Reduction in Cortical Activation in the Sensorimotor Cortex during Motor Skill Learning of a Pursuit Rotor Task: A Functional Near-Infrared Spectroscopy Study
- *Corresponding Author:
- Daisuke Hirano
Department of Occupational Therapy
School of Nursing and Rehabilitation Sciences at Odawara
International University of Health and Welfare
1-2-25 Shiroyama, Odawara, Kanagawa 250-8588, Japan
E-mail: [email protected]
Received Date: August 08, 2014; Accepted Date: September 20, 2014; Published Date: September 25, 2014
Citation: Hirano D, Seki Y, Huang F, Taniguchi T (2014) Reduction in Cortical Activation in the Sensorimotor Cortex during Motor Skill Learning of a Pursuit Rotor Task: A Functional Near-Infrared Spectroscopy Study. Int J Phys Med Rehabil 2:232. doi: 10.4172/2329-9096.1000232
Copyright: © 2014 Hirano D, et al. This is an open-access article distributed under the terms of the Creative Commons Attribution License, which permits unrestricted use, distribution, and reproduction in any medium, provided the original author and source are credited.

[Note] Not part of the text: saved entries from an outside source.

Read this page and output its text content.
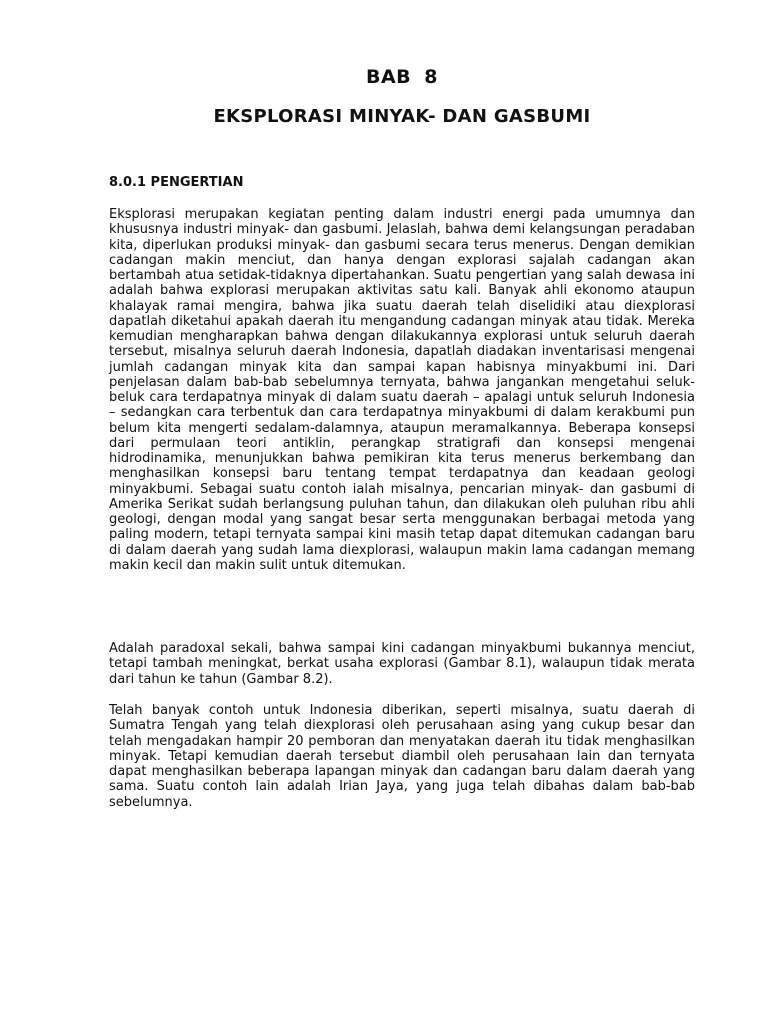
BAB 8
EKSPLORASI MINYAK- DAN GASBUMI
8.0.1 PENGERTIAN

Eksplorasi merupakan kegiatan penting dalam industri energi pada umumnya dan khususnya industri minyak- dan gasbumi. Jelaslah, bahwa demi kelangsungan peradaban kita, diperlukan produksi minyak- dan gasbumi secara terus menerus. Dengan demikian cadangan makin menciut, dan hanya dengan explorasi sajalah cadangan akan bertambah atua setidak-tidaknya dipertahankan. Suatu pengertian yang salah dewasa ini adalah bahwa explorasi merupakan aktivitas satu kali. Banyak ahli ekonomo ataupun khalayak ramai mengira, bahwa jika suatu daerah telah diselidiki atau diexplorasi dapatlah diketahui apakah daerah itu mengandung cadangan minyak atau tidak. Mereka kemudian mengharapkan bahwa dengan dilakukannya explorasi untuk seluruh daerah tersebut, misalnya seluruh daerah Indonesia, dapatlah diadakan inventarisasi mengenai jumlah cadangan minyak kita dan sampai kapan habisnya minyakbumi ini. Dari penjelasan dalam bab-bab sebelumnya ternyata, bahwa jangankan mengetahui seluk-beluk cara terdapatnya minyak di dalam suatu daerah – apalagi untuk seluruh Indonesia – sedangkan cara terbentuk dan cara terdapatnya minyakbumi di dalam kerakbumi pun belum kita mengerti sedalam-dalamnya, ataupun meramalkannya. Beberapa konsepsi dari permulaan teori antiklin, perangkap stratigrafi dan konsepsi mengenai hidrodinamika, menunjukkan bahwa pemikiran kita terus menerus berkembang dan menghasilkan konsepsi baru tentang tempat terdapatnya dan keadaan geologi minyakbumi. Sebagai suatu contoh ialah misalnya, pencarian minyak- dan gasbumi di Amerika Serikat sudah berlangsung puluhan tahun, dan dilakukan oleh puluhan ribu ahli geologi, dengan modal yang sangat besar serta menggunakan berbagai metoda yang paling modern, tetapi ternyata sampai kini masih tetap dapat ditemukan cadangan baru di dalam daerah yang sudah lama diexplorasi, walaupun makin lama cadangan memang makin kecil dan makin sulit untuk ditemukan.

Adalah paradoxal sekali, bahwa sampai kini cadangan minyakbumi bukannya menciut, tetapi tambah meningkat, berkat usaha explorasi (Gambar 8.1), walaupun tidak merata dari tahun ke tahun (Gambar 8.2).

Telah banyak contoh untuk Indonesia diberikan, seperti misalnya, suatu daerah di Sumatra Tengah yang telah diexplorasi oleh perusahaan asing yang cukup besar dan telah mengadakan hampir 20 pemboran dan menyatakan daerah itu tidak menghasilkan minyak. Tetapi kemudian daerah tersebut diambil oleh perusahaan lain dan ternyata dapat menghasilkan beberapa lapangan minyak dan cadangan baru dalam daerah yang sama. Suatu contoh lain adalah Irian Jaya, yang juga telah dibahas dalam bab-bab sebelumnya.
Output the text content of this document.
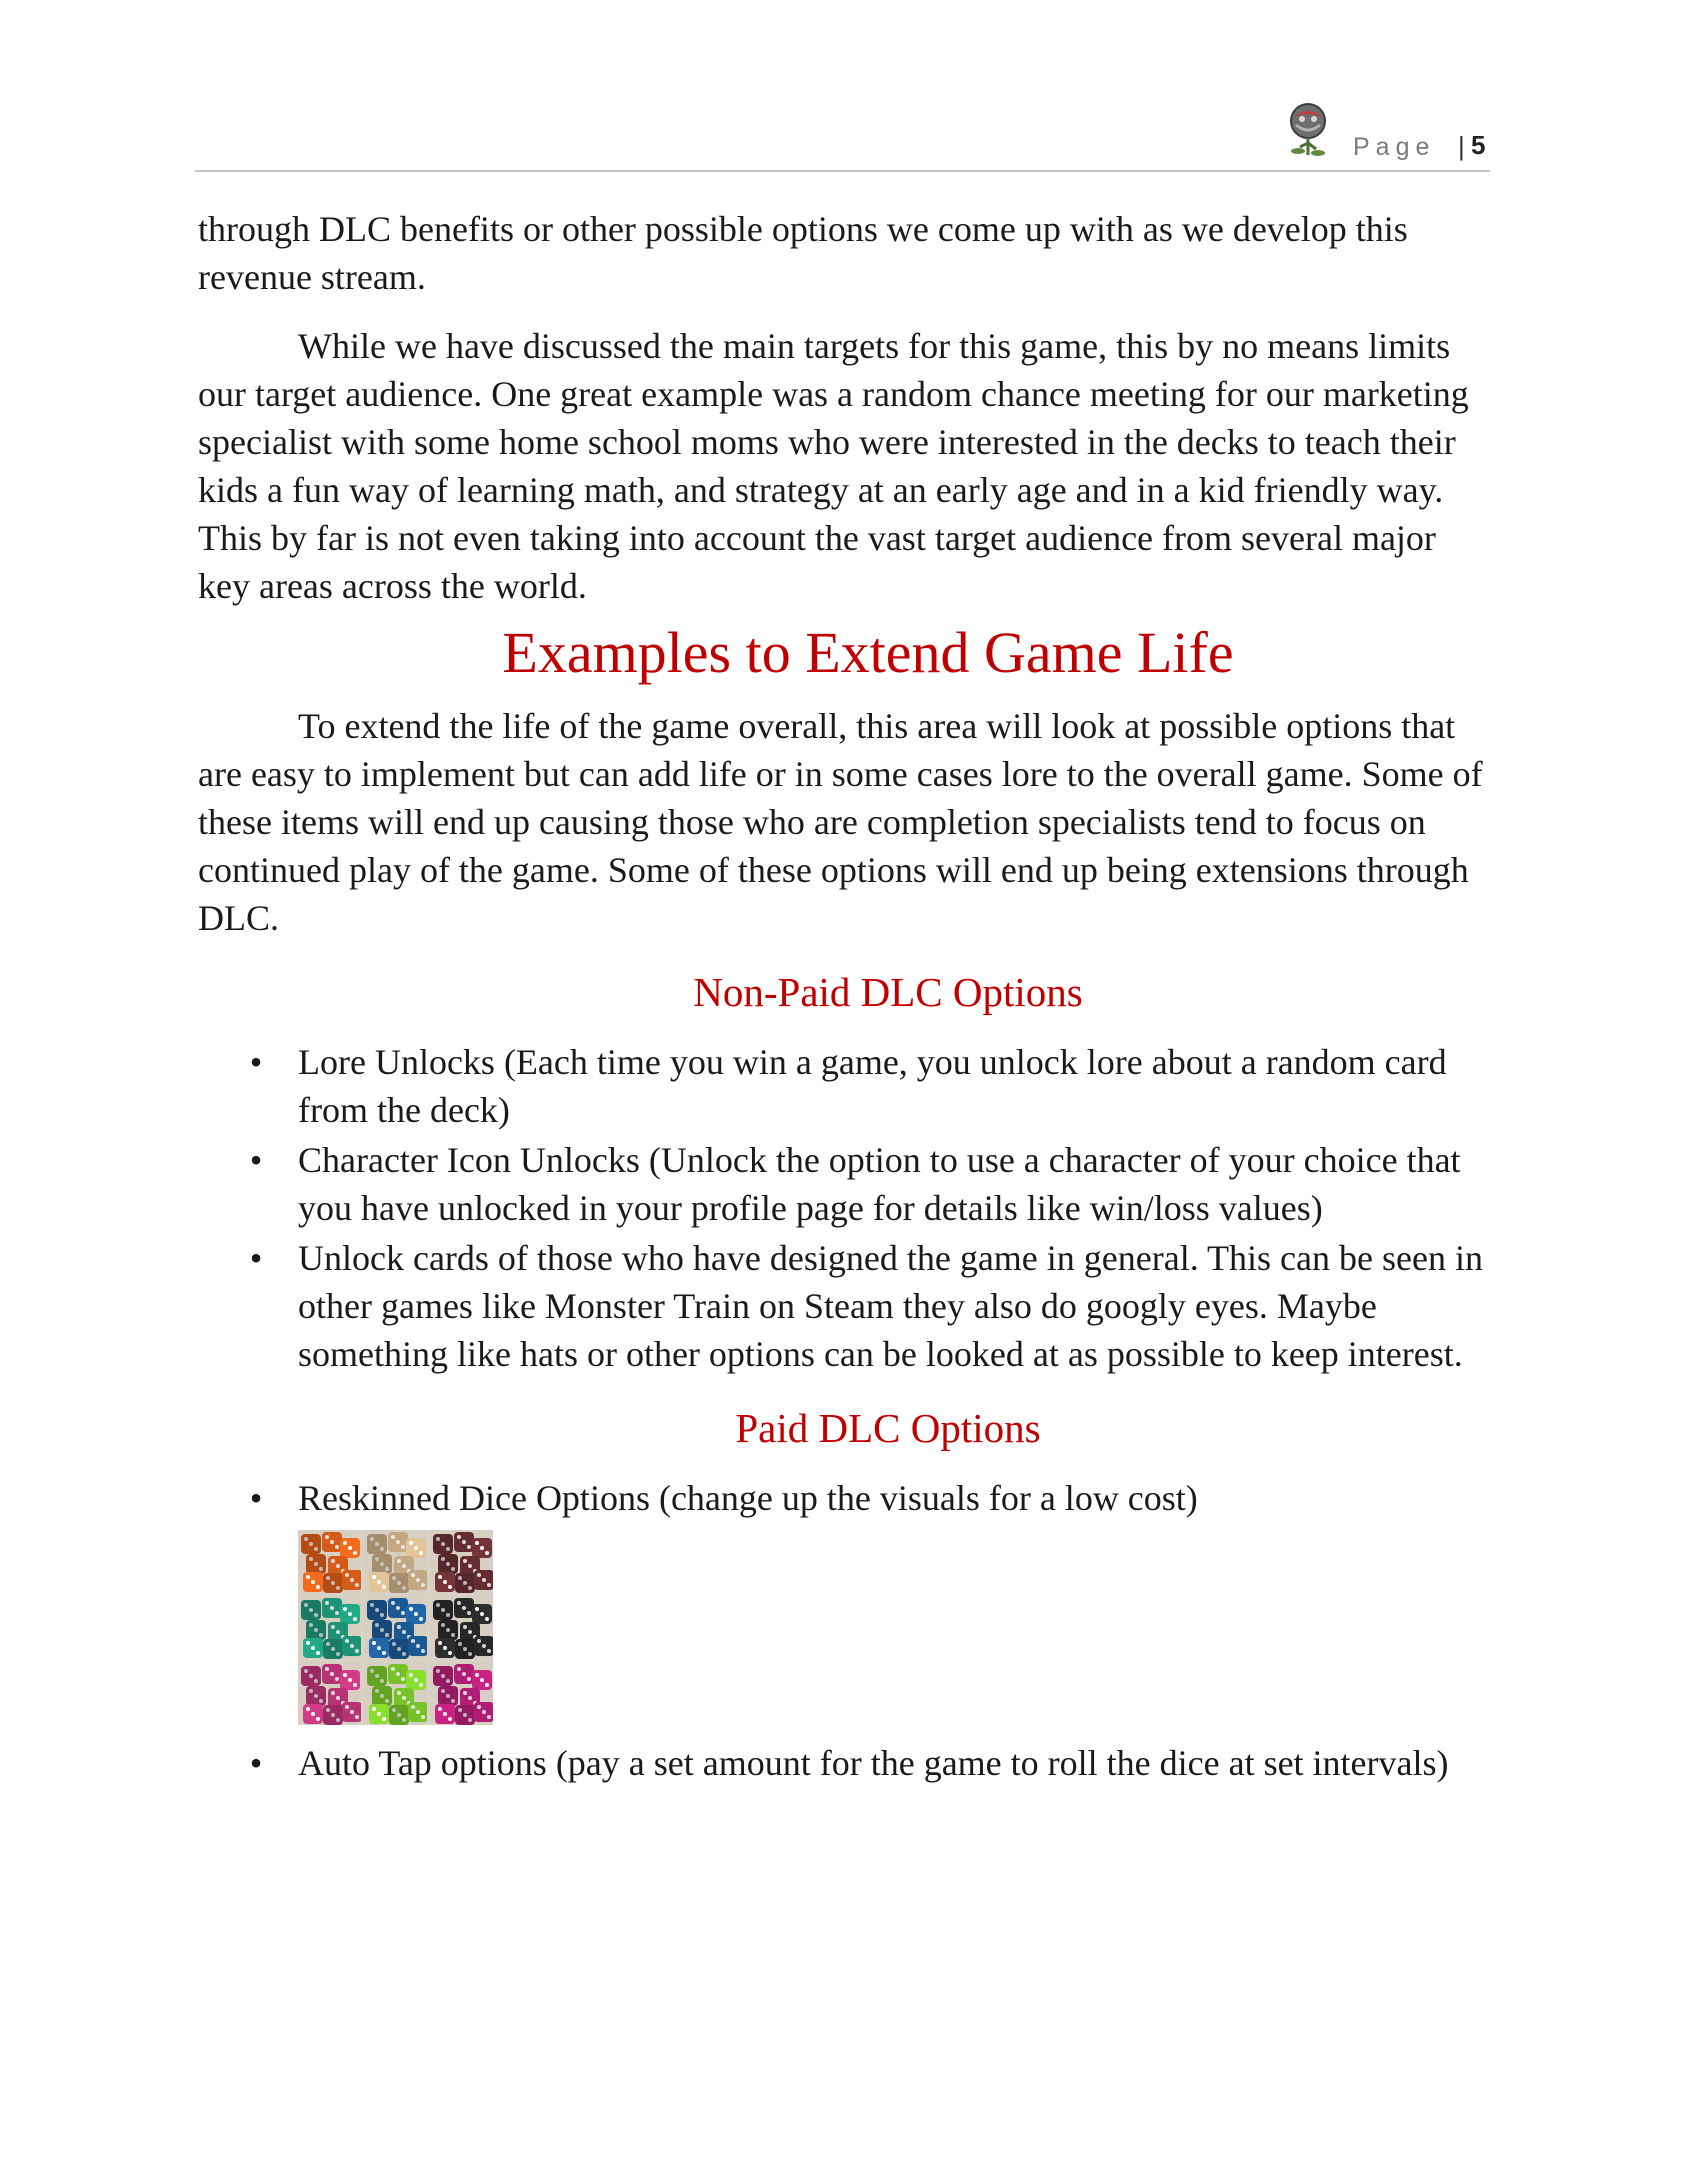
Page | 5

through DLC benefits or other possible options we come up with as we develop this revenue stream.

While we have discussed the main targets for this game, this by no means limits our target audience. One great example was a random chance meeting for our marketing specialist with some home school moms who were interested in the decks to teach their kids a fun way of learning math, and strategy at an early age and in a kid friendly way. This by far is not even taking into account the vast target audience from several major key areas across the world.

Examples to Extend Game Life

To extend the life of the game overall, this area will look at possible options that are easy to implement but can add life or in some cases lore to the overall game. Some of these items will end up causing those who are completion specialists tend to focus on continued play of the game. Some of these options will end up being extensions through DLC.

Non-Paid DLC Options
• Lore Unlocks (Each time you win a game, you unlock lore about a random card from the deck)
• Character Icon Unlocks (Unlock the option to use a character of your choice that you have unlocked in your profile page for details like win/loss values)
• Unlock cards of those who have designed the game in general. This can be seen in other games like Monster Train on Steam they also do googly eyes. Maybe something like hats or other options can be looked at as possible to keep interest.
Paid DLC Options
• Reskinned Dice Options (change up the visuals for a low cost)
• Auto Tap options (pay a set amount for the game to roll the dice at set intervals)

To investigate the cerebral mechanisms underlying learning of motor skills, we assessed serial changes of brain activation patterns during a pursuit rotor (PR) task in 12 right-handed healthy subjects using functional near-infrared spectroscopy (fNIRS). The subjects performed the task with their right hand for 15-s, alternated with a 30-s rest period, for 18 repetitions (cycles 1 to 18). Gains in motor skill were evaluated by recording the time for which the stylus remained on the target. Performance improved with repetition of the task. Task-related increases of oxygenated hemoglobin (oxy-Hb) were observed around the predicted location of the sensorimotor cortices on both hemispheres. The increased oxy-Hb levels appeared to reduce with repetition of the task in the channels covering the left sensorimotor area. Furthermore, there was a significant correlation between PR task performance gain and the oxy-Hb signal in the left and right sensorimotor areas. Our results suggest that cortical activation in the sensorimotor cortex reflects changes in a number of factors including sensory feedback processing, correct motor commands, and perceptual or cognitive function during learning of a PR task. Therefore, changes in contralateral sensorimotor cortical activation may serve as a motor sequence learning biomarker for rehabilitation purposes or the prediction of recovery.